“Eh, tu cewek lewat lagi tuh.”
Anak-anak laki usia remaja yang biasa nongkrong di poskamling bersuit-suit menggoda anak perempuan cantik yang lewat di hadapan mereka. Sedangkan Adi acuh tak acuh tetap asyik memainkan gitarnya di antara keriuhan teman-temannya.
Duh, mereka lagi. Gerutu Ica dalam hati.
Ica merapatkan jaket merah mudanya dan menurunkan tudung jaketnya hampir menutupi muka. Ia berjalan setengah berlari di siang hari bolong itu. Berusaha melewati kumpulan anak lelaki yang sedang menggoda dirinya secepat mungkin.
“Tunggu!” Tiba-tiba Adi meletakkan gitarnya dan mengejar Ica.
Ica tetap melanjutkan langkahnya tapi kali ini ia sedikit melambatkan temponya. Adi berusaha mengimbangi jalannya Ica yang tidak mau berhenti dan mengikutinya dari samping.
“Kemarin kita belum sempat ngobrol banyak di rumah kamu. Soalnya ada ibuku di situ.” Adi membuka pembicaraan dengan sedikit terengah-engah setelah mengejar Ica tadi.
“Oh ya, barangkali kamu bingung kenapa kemarin aku bilang ke mereka teman-temanku bahwa kamu itu milikku, itu hanya untuk menjaga kamu supaya kamu tidak diganggu oleh mereka lagi. Jadi jangan bingung lagi ya. Maaf kalau sudah bikin kamu salah sangka terhadapku.” Tutur Adi menjelaskan ke Ica sambil nyengir dan menggaruk-garuk kepalanya yang sebenarnya tidak gatal.
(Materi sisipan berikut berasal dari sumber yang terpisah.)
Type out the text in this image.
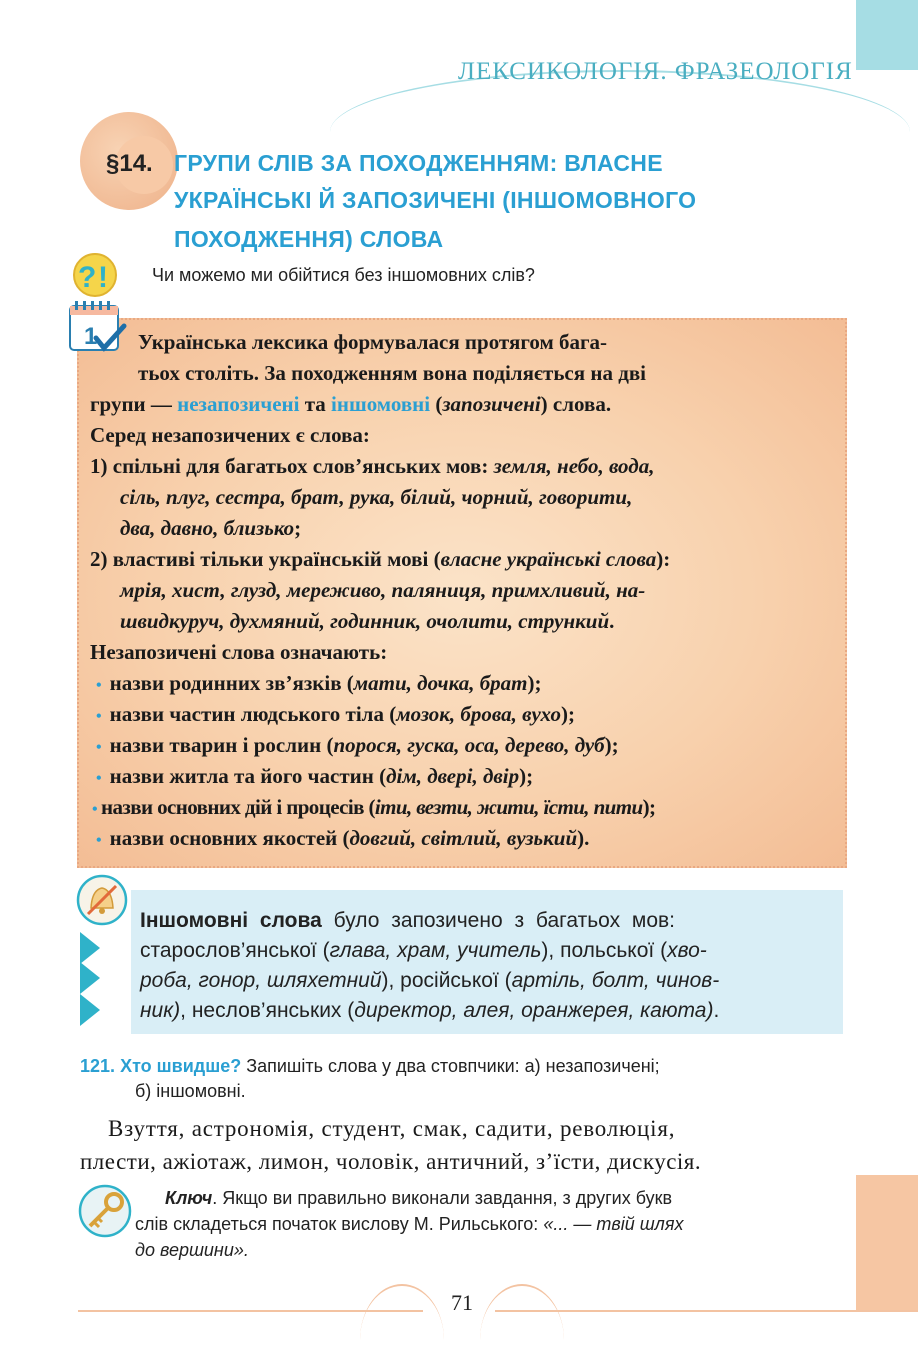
ЛЕКСИКОЛОГІЯ. ФРАЗЕОЛОГІЯ
§14. ГРУПИ СЛІВ ЗА ПОХОДЖЕННЯМ: ВЛАСНЕ
УКРАЇНСЬКІ Й ЗАПОЗИЧЕНІ (ІНШОМОВНОГО
ПОХОДЖЕННЯ) СЛОВА
? ! Чи можемо ми обійтися без іншомовних слів?
1 Українська лексика формувалася протягом бага-
тьох століть. За походженням вона поділяється на дві
групи — незапозичені та іншомовні (запозичені) слова.
Серед незапозичених є слова:
1) спільні для багатьох слов’янських мов: земля, небо, вода,
сіль, плуг, сестра, брат, рука, білий, чорний, говорити,
два, давно, близько;
2) властиві тільки українській мові (власне українські слова):
мрія, хист, глузд, мереживо, паляниця, примхливий, на-
швидкуруч, духмяний, годинник, очолити, стрункий.
Незапозичені слова означають:
• назви родинних зв’язків (мати, дочка, брат);
• назви частин людського тіла (мозок, брова, вухо);
• назви тварин і рослин (порося, гуска, оса, дерево, дуб);
• назви житла та його частин (дім, двері, двір);
• назви основних дій і процесів (іти, везти, жити, їсти, пити);
• назви основних якостей (довгий, світлий, вузький).
Іншомовні слова було запозичено з багатьох мов:
старослов’янської (глава, храм, учитель), польської (хво-
роба, гонор, шляхетний), російської (артіль, болт, чинов-
ник), неслов’янських (директор, алея, оранжерея, каюта).
121. Хто швидше? Запишіть слова у два стовпчики: а) незапозичені;
б) іншомовні.
Взуття, астрономія, студент, смак, садити, революція,
плести, ажіотаж, лимон, чоловік, античний, з’їсти, дискусія.
Ключ. Якщо ви правильно виконали завдання, з других букв
слів складеться початок вислову М. Рильського: «... — твій шлях
до вершини».
71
“Terima kasih ya kamu sudah mau nolongin aku.” Ica melirik sekilas ke Adi kemudian memalingkan mukanya ke depan lagi sambil tetap berjalan lurus. “Apa ada sesuatu yang aku bisa lakukan untuk membalas kebaikanmu itu?” Ica bertanya dengan ragu.
“Eh, ga usah. Ga usah. Aku bantuin kamu karena ya cuma mau nolongin aja. Temen-temenku itu emang kadang-kadang suka keterlaluan bandelnya.” Sahut Adi dengan cepat.
Tiba-tiba Adi teringat sesuatu. “Ngomong-ngomong, aku boleh minta sesuatu ga? Anggap aja sebagai balas jasa dari kamu.” Adi menggaruk-garuk lagi kepalanya.